Cancer: 13% of the literature in PubMed on cancer links to Free Fulltext.
By publication date range:
7% - within last 30 days
10% - within the last year
17% - within the last two years
21% - within the last 10 years
Data on other topics indicates a range of percentages of literature that is Free Fulltext. Of the topics selected, the highest percentage was for genetics, with 30% Free Fulltext, and the lowest was dentistry, with 4% fulltext.
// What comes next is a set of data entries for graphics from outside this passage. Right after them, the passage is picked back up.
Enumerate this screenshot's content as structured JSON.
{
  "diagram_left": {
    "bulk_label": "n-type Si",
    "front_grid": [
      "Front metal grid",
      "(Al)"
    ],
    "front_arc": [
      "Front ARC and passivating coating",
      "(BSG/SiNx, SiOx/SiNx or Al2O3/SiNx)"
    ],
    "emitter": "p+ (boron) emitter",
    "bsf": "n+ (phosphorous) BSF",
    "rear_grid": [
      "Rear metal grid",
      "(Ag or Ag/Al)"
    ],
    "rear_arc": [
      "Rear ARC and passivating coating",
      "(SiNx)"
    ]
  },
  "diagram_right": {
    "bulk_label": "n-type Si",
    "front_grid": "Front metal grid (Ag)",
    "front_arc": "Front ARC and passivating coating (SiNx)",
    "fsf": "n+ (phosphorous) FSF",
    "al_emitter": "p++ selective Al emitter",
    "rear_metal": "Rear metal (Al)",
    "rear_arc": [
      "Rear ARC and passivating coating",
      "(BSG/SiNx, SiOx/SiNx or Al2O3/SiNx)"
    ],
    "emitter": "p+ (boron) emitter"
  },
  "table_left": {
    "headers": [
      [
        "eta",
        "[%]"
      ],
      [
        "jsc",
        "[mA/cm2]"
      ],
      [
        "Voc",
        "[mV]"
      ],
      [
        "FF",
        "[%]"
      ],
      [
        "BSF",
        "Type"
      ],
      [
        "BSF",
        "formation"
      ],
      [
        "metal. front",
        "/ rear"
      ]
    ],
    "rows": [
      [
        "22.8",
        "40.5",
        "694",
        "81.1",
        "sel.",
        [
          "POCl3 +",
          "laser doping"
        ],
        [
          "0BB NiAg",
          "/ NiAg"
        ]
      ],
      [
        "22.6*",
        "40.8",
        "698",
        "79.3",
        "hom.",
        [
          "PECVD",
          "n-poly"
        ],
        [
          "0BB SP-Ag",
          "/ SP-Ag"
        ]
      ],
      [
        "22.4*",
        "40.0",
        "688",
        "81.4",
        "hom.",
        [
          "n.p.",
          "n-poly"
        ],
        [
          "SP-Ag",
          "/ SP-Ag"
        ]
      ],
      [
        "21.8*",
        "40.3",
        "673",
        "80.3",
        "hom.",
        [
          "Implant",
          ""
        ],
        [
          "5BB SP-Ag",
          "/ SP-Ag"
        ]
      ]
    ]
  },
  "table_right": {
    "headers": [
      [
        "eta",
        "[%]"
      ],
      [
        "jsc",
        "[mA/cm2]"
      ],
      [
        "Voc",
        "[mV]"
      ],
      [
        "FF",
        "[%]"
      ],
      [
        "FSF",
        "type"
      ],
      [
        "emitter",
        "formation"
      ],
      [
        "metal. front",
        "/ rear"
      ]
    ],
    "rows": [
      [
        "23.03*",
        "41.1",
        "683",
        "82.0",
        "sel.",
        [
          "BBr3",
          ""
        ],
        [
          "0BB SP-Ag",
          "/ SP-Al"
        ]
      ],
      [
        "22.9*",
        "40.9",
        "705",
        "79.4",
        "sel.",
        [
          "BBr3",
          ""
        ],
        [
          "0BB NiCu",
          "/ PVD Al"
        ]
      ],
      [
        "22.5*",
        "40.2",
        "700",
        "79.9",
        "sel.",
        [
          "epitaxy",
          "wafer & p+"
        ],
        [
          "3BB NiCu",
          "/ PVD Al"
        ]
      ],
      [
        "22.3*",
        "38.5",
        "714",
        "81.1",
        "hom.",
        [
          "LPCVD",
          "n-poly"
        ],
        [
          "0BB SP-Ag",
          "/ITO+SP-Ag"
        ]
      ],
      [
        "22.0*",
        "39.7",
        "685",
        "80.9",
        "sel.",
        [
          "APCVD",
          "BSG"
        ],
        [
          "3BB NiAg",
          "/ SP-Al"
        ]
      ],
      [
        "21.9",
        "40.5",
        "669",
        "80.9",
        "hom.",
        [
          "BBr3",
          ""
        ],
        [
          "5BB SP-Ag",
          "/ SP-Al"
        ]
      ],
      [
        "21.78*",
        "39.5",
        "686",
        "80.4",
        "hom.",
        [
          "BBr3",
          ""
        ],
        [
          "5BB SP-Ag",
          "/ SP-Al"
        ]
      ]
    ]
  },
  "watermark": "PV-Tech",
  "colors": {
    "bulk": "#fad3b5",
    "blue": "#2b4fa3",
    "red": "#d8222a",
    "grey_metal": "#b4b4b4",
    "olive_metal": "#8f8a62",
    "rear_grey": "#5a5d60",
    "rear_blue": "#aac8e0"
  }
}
Most topics appear to be close to the 13% range.
Please refer to the blog entry for a link to the data, which Heather has made freely available via Google's Spreadsheets.
Posted by Katie Newman at 1:40 PM
From Georgia Harper at @ollecteana
Congress reportedly will try to pass orphan works legislation again this session, introducing a bill as early as this week. After its March 13 hearing, at which 6 interested parties presented testimony (including the Register of Copyrights, Marybeth Peters, and representatives of the 2006 bill's most vehement opponents, free-lance photographers), the stage appears set for another try.
Georgia voices doubts about the value of the legislation to non-profits, but time will tell if the legislation is passed. Stay tuned for the next act.
Posted by P. Kaufman at 10:17 AM
From that bastion of capitalism, the Wall Street journal comes this pronouncement...
... barriers to the spread of information are bad for capitalism. The dissemination of knowledge is almost as crucial as the production of it for the creation of wealth, and knowledge (like people) can't reproduce in isolation...In fact, open access might help to moderate some of the worst forms of academic hokum, if only by holding them up to the light of day -- and perhaps by making taxpayers, parents and college donors more careful about where they send their money ...
Keeping knowledge bottled up is also bad for the world's poor; indeed, opening up the research produced on America's campuses via the Internet is probably among the most cost-effective ways of helping underdeveloped countries rise from poverty ...
The context for these quotes was an article, Information Liberation, in the March 7, 2008 issue of the Wall Street Journal. (Currently available for all to read.)
The focus of the article is on the problems that the current barriers to research findings cause to the citizenry. The blame is placed on the rising serials costs. However, it is noted that there are signs that the barriers to access are falling with the advent of open access mandates. The recent NIH mandate is applauded
Congress has mandated that by April 7 papers arising from NIH-sponsored research -- roughly 80,000 of them a year -- be made freely available in the federal PubMed database, which can be read by anyone with an Internet connection. Alas, the new NIH policy will allow a 12-month lag between publication and posting on PubMed.
As is the recent mandate by the Harvard Arts & Sciences faculty
hose members voted to publish on the Internet for all to see -- gratis. These professors will give Harvard world-wide nonexclusive license to their work, and the university will exercise it by posting their papers. The journals won't have much choice if they want the work of Harvard professors. The faculty members will still publish in expensive journals, but the move to put the same materials on the Internet is a stake poised at the heart of a vampire that has been sucking dollars out of academic institutions for years through the ever-sharper bite of subscription prices.